Delay of treatment can cause severe visual impairment 1).
Few studies have directly compared headache and visual outcomes across treatment modalities.
A systematic analysis of case series was conducted to compare therapeutic efficacies among currently available interventions. The electronic databases from EMBASE (1980-17 September 2013), Medline (1980-17 September 2013), Cochrane databases, and references of review articles was searched. All publications reporting headache and visual outcomes following intervention for IIH were included. A total of 457 manuscripts were selected and full text analysis produced 30 studies with extractable data. All studies constituted Class III evidence. Overall, 332 patients treated by optic nerve sheath fenestration (ONSF), 287 by lumboperitoneal shunt (LPS), 61 by ventriculoperitoneal shunt (VPS), and 88 by dural venous sinus stenting, were identified.
Visual acuity improved in 49.3%, 56.6%, 67.2% and 84.6% of patients following VPS, LPS, ONSF, and stent placements, respectively. Resolution of papilledema was noted in 59.9% to 97.1%. Postoperative headache improved in 36.5%, 62.5%, 75.2%, and 82.9% of patients treated with ONSF, VPS, LPS, and stenting, respectively. Shunt revision was more frequent for LPS compared to VPS (46% versus 36%; p<0.2). Among the LPS revisions, 87.5% occurred within the first 12months following initial surgery. A pooled analysis indicated an overall similar improvement in visual outcomes across treatment modalities, and a modest improvement in headache following cerebrospinal fluid shunting and endovascular stent placement. Based on currently available literature, there is insufficient evidence to recommend or reject any treatments modalities for IIH 2).

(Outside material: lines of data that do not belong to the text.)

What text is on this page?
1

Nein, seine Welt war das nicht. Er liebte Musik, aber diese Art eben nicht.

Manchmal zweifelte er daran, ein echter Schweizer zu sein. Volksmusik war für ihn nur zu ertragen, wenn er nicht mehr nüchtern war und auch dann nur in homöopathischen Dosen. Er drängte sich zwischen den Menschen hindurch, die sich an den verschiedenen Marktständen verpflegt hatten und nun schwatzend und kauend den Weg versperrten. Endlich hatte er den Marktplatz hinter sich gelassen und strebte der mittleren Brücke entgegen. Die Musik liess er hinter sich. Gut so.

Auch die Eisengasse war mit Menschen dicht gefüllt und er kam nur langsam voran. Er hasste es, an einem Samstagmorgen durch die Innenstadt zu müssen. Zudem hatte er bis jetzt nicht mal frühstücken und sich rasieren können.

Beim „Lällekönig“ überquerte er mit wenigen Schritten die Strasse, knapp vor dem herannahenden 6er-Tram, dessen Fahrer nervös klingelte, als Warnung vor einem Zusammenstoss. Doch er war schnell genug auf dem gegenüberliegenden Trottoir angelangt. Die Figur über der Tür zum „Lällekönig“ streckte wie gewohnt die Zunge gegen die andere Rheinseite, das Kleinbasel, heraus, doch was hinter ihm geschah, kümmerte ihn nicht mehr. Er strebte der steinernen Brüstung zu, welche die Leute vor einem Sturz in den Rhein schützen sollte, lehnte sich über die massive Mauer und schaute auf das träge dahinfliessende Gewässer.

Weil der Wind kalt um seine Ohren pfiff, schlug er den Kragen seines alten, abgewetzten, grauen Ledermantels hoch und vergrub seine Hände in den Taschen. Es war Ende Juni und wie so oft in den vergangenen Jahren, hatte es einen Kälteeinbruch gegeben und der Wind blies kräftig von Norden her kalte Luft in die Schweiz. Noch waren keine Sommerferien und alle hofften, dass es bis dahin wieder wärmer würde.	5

IIH affects QOL at time of diagnosis even in patients with mild visual impairment. Vision-specific QOL in patients with newly diagnosed IIH may be as decreased as that for patients with other neuro-ophthalmic disorders. IIH treatment should target visual loss and other symptoms of increased intracranial pressure associated with reduced QOL. Reduced QOL does not simply reflect obesity, an underlying IIH risk factor 3).
Headache was the only clinical outcome that correlated with enhanced QOL. Effective headache management is required to improve QOL in IIH 4).
Patients with elevated CRP and patients with thrombophilia had an unfavorable visual outcome. Increased cortisol levels and abnormal calcium correlated with a higher rate of recurrence. The visual outcome of patients with elevated LDH was better than those with normal LDH. It seems that certain metabolic, inflammatory and coagulation abnormalities may influence the course of IIH. If confirmed in further studies, these findings could contribute to elucidation of the etiology and prognosis of IIH. 5).